Era la grande speranza italiana ai Campionati Mondiali di ciclismo su pista in corso nel velodromo di Saint Quentin en Yvelines e lui, Elia Viviani, il pistard di riferimento del nostro movimento da qualche anno a questa parte, ha sfiorato la magica impresa di conquistare l’oro iridato nell’omnium. Alla fine porta a casa una comunque positiva medaglia di bronzo, la seconda in carriera dopo l’argento conquistato ad Apeldoorn nel 2001 nello scratch.

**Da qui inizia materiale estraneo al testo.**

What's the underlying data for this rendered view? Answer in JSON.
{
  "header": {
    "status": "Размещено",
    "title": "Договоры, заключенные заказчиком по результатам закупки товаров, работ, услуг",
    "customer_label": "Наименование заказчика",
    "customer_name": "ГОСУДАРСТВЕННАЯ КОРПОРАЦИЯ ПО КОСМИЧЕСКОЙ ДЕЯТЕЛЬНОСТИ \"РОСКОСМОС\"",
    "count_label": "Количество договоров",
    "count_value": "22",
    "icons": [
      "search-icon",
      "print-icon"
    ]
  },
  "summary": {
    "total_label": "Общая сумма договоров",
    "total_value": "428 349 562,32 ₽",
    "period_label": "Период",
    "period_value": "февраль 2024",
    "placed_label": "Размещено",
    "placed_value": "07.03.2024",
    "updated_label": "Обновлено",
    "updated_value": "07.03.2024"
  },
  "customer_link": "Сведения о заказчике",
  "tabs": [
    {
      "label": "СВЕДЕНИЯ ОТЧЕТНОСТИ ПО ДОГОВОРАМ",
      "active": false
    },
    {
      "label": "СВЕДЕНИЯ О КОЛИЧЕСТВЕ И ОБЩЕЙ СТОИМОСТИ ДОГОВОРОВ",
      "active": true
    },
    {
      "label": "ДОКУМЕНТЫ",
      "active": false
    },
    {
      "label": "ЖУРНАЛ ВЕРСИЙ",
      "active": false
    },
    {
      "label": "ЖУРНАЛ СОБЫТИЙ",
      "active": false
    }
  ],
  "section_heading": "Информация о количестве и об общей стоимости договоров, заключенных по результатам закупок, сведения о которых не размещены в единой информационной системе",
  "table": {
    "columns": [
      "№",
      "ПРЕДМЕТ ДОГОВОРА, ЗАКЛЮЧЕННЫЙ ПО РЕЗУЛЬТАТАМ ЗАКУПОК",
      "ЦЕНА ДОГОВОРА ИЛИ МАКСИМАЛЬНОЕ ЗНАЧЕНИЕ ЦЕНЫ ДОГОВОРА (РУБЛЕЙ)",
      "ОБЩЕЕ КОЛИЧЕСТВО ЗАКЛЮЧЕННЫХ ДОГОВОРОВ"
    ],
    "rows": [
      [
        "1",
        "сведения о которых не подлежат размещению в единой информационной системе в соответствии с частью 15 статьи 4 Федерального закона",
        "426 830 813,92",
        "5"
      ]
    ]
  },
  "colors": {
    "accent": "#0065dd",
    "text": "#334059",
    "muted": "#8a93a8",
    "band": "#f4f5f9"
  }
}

Articolato su sei prove, l’omnium ha preso il via ieri con i primi tre round. Prima prova: lo scratch. Elia parte subito fortissimo e se la aggiudica davanti al colombiano Fernando Gaviria, balzando subito in vetta. Seconda prova: inseguimento individuale. Non è certo la specialità più congeniale al veronese, che riesce comunque a difendersi, piazzandosi al decimo posto (vittoria dell’australiano Glenn O’Shea). Terza prova: gara ad eliminazione. E’ ancora l’azzurro a trionfare, battendo al fotofinish il beniamino di casa Thomas Boudat e spedendo al terzo posto Gaviria, in testa dopo tre manches, ma di soli otto punti.
La giornata odierna parte non nella maniera maggiormente auspicata perché nel chilometro da fermo, forse il tallone d’Achille del corridore di Isola della Scala, il suo è solo il decimo tempo, con Gaviria che allunga in testa a +20 e gli altri (l’australiano O’Shea, il francese Boudat ed il belga De Buyst) che lo tallonano subito dietro.
Ma il riscatto avviene immediato. E’ il giro lanciato, in cui il nostro rappresentante coglie ancora una grande vittoria, recuperando preziosissimi punti su Gaviria, ora al comando con sole sei lunghezze di vantaggio: 170 a 164, dunque, alla vigilia dell’ultima prova, la corsa a punti. E’ qui, però, che qualcosa non va: Elia arretra in terza posizione e dice addio ai sogni iridati.
Fernando Gaviria, con 205 punti, è il nuovo campione iridato davanti all’australiano Glenn O’Shea (190 punti) e ad Elia Viviani(181). Troppo “forte”, per stessa ammissione di Viviani, l’atleta sudamericano. Ad ogni modo è un risultato che pesa, che riscatta l’amarezza di Londra 2012 e permette di lavorare con più serenità all’obiettivo Rio 2016.